Le principe du gouvernement du peuple par et pour le peuple, c’est l’expression concentrée de la démocratie pluraliste et de l’exercice du pouvoir étatique. Elle est universelle. L’État post-colonial sénégalais a inscrit la gouvernance, le système démocratique et l’action politique dans cette perspective accordant au peuple, la souveraineté entière en matière de gouvernance des affaires publiques et du destin de la Nation. Il revient effectivement aux électeurs de choisir librement dans la transparence, le chef de l’État, ses représentants au Parlement, dans les Collectivités locales ou territoriales. La justice est rendue par l’État de droit au nom du peuple.

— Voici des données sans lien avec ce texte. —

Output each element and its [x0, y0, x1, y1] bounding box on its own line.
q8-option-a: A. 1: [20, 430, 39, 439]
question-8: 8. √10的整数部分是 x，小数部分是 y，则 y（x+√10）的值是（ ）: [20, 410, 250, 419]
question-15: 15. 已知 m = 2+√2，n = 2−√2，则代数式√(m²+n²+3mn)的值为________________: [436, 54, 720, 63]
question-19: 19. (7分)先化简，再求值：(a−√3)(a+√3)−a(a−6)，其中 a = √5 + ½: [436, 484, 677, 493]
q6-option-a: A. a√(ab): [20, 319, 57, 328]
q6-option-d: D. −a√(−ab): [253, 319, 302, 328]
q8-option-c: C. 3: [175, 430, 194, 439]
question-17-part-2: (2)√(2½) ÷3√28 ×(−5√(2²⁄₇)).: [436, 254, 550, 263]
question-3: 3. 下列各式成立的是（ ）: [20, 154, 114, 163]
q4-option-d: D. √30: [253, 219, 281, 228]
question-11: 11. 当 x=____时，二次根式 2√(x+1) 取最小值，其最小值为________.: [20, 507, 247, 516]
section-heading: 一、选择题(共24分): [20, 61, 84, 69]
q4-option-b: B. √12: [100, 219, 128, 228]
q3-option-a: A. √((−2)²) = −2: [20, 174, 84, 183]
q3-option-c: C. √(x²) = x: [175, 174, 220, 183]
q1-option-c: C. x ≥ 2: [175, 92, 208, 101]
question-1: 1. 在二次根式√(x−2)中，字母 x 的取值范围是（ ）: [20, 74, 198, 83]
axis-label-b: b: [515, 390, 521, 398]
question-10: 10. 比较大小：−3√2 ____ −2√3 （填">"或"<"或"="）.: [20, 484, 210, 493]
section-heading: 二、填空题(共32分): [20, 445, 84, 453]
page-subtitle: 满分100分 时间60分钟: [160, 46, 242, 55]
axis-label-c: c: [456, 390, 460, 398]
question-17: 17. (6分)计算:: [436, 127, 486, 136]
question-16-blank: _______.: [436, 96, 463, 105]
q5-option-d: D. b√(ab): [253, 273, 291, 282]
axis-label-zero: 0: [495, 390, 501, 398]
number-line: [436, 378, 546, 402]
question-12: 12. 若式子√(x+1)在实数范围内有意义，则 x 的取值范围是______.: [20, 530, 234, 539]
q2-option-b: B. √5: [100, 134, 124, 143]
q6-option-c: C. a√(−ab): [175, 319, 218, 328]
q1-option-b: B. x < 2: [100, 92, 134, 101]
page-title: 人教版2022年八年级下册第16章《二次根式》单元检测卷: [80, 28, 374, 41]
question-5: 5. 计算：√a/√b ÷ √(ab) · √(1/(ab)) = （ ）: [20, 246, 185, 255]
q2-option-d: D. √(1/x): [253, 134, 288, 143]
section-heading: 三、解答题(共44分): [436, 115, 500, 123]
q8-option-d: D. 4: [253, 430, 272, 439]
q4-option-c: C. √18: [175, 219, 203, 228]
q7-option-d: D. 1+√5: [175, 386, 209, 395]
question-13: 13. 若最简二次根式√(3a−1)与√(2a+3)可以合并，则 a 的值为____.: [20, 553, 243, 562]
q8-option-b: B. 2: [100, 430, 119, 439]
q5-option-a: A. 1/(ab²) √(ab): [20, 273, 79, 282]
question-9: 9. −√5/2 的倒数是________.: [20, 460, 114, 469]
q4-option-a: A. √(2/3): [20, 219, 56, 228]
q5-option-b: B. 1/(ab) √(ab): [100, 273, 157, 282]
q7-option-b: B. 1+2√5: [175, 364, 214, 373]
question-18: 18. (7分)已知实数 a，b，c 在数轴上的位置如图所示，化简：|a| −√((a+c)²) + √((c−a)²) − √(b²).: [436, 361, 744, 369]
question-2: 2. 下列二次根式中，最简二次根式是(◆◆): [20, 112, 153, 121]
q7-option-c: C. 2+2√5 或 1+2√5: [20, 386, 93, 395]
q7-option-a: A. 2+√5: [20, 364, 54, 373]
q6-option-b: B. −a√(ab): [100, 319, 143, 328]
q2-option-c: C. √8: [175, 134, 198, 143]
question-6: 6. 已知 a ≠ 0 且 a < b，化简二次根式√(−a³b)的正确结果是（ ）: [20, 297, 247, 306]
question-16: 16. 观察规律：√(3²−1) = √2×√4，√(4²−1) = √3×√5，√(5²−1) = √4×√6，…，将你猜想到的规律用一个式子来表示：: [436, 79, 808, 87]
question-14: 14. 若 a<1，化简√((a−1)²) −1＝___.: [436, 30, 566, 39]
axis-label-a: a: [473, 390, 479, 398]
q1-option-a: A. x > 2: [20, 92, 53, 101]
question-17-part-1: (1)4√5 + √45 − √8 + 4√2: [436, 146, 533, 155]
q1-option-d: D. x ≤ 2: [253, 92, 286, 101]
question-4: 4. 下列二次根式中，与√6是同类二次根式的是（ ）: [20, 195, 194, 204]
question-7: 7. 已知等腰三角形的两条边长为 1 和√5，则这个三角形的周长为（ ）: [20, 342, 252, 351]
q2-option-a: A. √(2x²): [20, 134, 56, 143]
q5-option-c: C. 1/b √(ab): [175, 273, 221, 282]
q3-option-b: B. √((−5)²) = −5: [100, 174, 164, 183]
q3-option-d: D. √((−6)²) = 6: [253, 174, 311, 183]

La trajectoire politique de la République du Sénégal obéit à cet esprit fondateur de la gouvernance de la République, une et indivisible. Le Sénégal jouit, depuis son indépendance, de ce préjugé démocratique fantasmé bien favorable à la "vitrine" démocratique dans le continent africain. Cette image partagée par les Sénégalais-s, par les partenaires traditionnels et par de nombreux partenaires techniques et financiers au chevet d’un pays malade, résulte de la stabilité des institutions républicaines post-coloniales, de la paix sociale entretenue entre les composantes sociologiques de la Nation et de l'esprit de la culture de dialogues politique, social, culturel, syndical entre le pouvoir étatique et les organisations représentatives des corps socio-professionnels, d’un côté, et avec le pouvoir spirituel et traditionnel, de l’autre.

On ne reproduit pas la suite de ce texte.